“Las recesiones son geniales porque permiten liberar a las mejores personas”
Aaron Patzer
Ya lo sabíamos pero lo pudimos comprobar en Expo E-commerce. Hoy todo el mundo habla de las empresas Start-Up porque están en el punto de mira de todos los francotiradores procedentes de la vieja economía y por ello vamos a definir con claridad qué es realmente una Start-Up y qué diablos necesita.
Aunque el denominador común de todas las Start-Up es trabajar en el marco de internet, en las entrañas más profundas de la concepción Start-Up se ven todas ellas como expediciones lanzadas hacia tierras desconocidas donde cada una avanza con su innovación; que puede ser un prouducto o una manera de vender; para implantarse sobre nuevos mercados.

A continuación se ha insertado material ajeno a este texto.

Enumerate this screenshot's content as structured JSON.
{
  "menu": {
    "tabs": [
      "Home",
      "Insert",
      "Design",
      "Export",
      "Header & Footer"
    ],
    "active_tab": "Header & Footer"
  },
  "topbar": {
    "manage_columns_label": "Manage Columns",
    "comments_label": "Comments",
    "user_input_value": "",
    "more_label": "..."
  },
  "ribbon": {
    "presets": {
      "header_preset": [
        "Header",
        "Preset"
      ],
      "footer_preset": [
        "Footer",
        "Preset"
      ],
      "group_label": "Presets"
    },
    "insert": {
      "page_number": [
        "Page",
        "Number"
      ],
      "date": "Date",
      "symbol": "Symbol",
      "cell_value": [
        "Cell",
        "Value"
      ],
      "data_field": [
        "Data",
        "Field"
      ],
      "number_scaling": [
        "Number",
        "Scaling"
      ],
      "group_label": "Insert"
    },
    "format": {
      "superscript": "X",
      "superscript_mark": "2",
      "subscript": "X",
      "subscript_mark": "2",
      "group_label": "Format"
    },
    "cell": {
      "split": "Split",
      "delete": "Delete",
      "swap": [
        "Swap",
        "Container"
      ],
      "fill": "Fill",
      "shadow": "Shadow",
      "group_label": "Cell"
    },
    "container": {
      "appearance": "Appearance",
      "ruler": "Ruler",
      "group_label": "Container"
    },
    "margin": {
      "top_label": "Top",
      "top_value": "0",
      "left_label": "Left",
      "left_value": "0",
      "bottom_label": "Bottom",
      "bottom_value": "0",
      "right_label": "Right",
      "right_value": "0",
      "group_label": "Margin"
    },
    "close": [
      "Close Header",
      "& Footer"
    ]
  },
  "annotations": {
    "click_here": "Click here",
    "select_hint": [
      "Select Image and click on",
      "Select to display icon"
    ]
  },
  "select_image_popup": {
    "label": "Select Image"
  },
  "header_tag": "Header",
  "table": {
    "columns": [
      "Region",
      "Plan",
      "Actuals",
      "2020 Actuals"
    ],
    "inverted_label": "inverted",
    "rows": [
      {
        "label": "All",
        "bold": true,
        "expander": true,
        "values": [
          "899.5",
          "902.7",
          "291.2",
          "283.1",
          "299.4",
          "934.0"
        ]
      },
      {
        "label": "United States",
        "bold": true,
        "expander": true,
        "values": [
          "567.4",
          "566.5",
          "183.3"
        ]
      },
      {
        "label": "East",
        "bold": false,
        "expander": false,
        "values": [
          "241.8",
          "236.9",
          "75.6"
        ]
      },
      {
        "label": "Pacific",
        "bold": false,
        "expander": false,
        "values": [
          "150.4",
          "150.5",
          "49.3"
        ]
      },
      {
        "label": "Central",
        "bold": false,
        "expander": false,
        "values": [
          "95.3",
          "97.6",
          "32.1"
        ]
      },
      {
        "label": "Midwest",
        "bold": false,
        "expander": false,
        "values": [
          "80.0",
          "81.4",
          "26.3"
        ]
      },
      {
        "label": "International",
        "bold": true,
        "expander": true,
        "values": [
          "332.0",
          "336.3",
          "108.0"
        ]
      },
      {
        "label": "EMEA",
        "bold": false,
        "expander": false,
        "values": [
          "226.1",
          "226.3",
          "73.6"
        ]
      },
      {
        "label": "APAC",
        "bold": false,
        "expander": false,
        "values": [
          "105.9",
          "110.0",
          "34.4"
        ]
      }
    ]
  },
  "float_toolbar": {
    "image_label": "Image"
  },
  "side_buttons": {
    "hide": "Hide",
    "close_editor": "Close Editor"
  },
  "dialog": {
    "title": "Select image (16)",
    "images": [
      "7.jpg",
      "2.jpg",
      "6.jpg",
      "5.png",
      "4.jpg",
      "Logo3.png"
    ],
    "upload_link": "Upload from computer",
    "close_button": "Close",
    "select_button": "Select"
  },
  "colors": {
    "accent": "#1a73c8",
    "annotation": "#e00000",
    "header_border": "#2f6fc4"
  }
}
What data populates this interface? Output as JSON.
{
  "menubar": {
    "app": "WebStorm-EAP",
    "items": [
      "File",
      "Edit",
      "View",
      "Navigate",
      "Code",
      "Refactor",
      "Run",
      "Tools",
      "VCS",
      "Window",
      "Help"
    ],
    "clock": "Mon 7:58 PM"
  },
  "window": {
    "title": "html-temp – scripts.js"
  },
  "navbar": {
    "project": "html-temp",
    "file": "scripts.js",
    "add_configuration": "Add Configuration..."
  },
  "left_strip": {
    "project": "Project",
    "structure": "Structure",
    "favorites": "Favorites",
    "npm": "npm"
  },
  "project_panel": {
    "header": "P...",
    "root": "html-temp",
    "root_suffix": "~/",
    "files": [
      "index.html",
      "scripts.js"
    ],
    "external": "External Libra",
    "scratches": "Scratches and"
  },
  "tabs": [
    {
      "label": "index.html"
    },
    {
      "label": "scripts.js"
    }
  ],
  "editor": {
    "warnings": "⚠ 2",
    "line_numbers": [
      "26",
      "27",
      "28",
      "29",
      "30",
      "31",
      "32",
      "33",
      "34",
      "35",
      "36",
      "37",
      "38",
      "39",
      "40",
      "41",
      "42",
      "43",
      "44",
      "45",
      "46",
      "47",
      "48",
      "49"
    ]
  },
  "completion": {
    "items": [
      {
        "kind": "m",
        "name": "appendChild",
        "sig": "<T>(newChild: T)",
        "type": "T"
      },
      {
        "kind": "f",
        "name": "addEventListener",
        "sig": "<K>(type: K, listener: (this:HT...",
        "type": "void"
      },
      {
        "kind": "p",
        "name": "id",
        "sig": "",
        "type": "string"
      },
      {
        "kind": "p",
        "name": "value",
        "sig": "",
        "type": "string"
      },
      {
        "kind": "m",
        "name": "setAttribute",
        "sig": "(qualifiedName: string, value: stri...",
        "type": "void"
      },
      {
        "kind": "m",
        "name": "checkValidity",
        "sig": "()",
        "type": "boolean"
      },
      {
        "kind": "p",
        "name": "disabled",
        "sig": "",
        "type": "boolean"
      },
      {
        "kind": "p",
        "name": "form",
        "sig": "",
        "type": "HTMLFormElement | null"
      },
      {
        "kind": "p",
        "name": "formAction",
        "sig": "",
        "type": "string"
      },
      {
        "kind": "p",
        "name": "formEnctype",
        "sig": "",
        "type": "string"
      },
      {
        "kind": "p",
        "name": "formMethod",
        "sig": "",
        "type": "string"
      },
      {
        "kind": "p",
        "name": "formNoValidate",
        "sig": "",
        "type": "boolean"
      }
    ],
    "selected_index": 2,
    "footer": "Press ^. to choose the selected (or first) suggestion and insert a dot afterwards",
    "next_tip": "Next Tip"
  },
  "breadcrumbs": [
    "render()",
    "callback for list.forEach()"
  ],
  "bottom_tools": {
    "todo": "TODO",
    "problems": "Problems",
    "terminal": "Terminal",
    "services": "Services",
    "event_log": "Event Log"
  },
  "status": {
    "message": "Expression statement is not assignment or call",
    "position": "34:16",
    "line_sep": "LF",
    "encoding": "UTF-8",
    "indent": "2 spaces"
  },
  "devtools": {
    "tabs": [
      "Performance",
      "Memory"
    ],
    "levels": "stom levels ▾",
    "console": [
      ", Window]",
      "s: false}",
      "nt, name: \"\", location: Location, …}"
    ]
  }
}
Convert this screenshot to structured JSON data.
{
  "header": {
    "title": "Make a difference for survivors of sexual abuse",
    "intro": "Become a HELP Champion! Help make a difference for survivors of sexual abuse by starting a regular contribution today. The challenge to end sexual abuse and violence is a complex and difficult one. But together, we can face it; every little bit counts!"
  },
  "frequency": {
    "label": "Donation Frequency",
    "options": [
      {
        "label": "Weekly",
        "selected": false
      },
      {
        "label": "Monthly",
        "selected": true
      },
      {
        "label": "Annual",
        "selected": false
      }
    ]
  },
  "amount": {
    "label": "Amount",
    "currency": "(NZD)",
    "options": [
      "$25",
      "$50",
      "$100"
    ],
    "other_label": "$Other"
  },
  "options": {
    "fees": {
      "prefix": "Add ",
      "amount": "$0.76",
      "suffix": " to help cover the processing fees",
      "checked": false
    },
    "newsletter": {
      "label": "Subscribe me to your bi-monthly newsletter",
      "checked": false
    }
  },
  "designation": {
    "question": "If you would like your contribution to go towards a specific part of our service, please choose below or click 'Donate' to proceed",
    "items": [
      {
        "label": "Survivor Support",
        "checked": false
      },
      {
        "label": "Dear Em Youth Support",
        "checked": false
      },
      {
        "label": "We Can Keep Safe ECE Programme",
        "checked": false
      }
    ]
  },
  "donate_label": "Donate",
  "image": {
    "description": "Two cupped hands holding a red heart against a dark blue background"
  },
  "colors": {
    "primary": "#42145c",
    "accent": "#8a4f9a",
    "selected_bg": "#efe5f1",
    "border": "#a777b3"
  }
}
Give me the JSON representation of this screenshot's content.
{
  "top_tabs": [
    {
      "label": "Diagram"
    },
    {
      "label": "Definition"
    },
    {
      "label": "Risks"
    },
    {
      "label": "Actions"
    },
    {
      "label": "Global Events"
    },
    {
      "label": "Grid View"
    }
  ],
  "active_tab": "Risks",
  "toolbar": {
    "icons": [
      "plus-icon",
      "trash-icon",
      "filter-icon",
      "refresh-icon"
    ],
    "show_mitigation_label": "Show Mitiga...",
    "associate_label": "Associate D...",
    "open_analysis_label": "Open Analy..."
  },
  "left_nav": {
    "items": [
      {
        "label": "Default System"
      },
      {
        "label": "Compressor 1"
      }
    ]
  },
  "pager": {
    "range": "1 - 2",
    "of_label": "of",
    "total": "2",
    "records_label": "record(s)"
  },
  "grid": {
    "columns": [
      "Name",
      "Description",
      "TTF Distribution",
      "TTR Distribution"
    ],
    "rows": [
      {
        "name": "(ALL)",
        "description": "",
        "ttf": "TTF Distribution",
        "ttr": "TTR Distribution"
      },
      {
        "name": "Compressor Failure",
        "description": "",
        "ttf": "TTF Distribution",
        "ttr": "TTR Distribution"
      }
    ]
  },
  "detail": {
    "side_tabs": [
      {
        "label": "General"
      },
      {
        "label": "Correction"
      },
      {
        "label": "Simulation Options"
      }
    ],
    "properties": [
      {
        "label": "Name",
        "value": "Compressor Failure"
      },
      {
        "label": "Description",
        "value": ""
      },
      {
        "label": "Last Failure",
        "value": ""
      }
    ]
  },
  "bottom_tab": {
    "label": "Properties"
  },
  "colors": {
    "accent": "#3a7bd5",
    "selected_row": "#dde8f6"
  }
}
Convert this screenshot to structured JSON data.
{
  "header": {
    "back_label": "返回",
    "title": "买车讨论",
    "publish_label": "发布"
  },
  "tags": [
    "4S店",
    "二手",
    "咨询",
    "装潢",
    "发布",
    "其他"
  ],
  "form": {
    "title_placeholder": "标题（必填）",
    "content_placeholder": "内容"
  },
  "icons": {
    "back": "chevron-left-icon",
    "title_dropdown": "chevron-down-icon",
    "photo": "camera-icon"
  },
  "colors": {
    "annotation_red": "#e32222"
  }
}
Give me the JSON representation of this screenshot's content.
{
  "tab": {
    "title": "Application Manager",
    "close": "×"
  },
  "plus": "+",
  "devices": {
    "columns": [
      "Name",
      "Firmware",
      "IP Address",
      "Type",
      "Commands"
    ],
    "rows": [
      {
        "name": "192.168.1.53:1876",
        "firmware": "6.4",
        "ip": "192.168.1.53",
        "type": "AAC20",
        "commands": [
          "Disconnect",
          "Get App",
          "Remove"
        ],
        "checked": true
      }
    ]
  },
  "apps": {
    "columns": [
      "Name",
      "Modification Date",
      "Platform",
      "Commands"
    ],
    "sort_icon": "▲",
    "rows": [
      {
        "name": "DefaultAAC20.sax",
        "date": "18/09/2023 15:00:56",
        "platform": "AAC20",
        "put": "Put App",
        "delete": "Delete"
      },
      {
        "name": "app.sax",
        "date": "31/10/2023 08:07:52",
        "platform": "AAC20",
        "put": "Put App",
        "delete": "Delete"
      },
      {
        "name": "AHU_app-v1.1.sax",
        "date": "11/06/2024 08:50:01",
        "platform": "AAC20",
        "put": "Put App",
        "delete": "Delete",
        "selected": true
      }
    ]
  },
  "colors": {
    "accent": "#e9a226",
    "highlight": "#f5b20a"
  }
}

Por ello el reto de los promotores Start-Up no consisten en ser los mayores, puesto no tienen competidores implantados, mas bien consiste en llegar los primeros para poner su bandera sobre el mercado conquistado y aprovechar la fortaleza y el prestigio que da ser la marca pionera. En definitiva crear una Start-Up consiste en apostar sobre el valor de una innovación y sobre su recepción en un mercado potencial intentando dar un golpe de fuerza en lugar de construirse lentamente según vayan progresando las interacciones del mercado.
Esta carrera de fondo no se compite en una paradisíaca ruta hacia El Dorado. Los obstáculos que se encuentra una Start-Up vienen definidos por la nostálgica soledad en la que viven. El principal riesgo que corren estos modelos de negocio es intentar asentarse en un mercado que no saben si existen. Son empresas cuyos cimientos se construyen en arenas movedizas ya que no pueden garantizar que la innovación que proponen pueda obtener un comprador. Además las tentativas para señalar el camino son escasas; los estudios de mercado son utopía para radiografíar un mercado desconocido. La única herramienta eficaz es elaborar un business plan sobre un modelo económico de efectos retardados. Así muchos business plan proyectan una gran pérdida de dinero a largo plazo hasta que la Start-Up comienze a ser verdaderamente rentable.
Para entender como estas expediciones con un riesgo tan asumido se hacen realidad es gracias a los actores inversionistas, clasificados en dos tipos; business angels o grupos de inversión de empresas privadas. Que apuestan en las Start-Up gracias a su conocimiento y fe en el desarrollo de la nueva economía y su voluntad de ganar dinero muy rápidamente de la siguiente forma, compran parte del capital de la Start-Up dejando la otra parte a sus promotores para venderla diez veces más cara a otro empresario o en bolsa dos o tres años después. La realización de la inversión solo va vinculada al olfato y talento de éste, todo lo demás son palabras cayendo por el precipicio.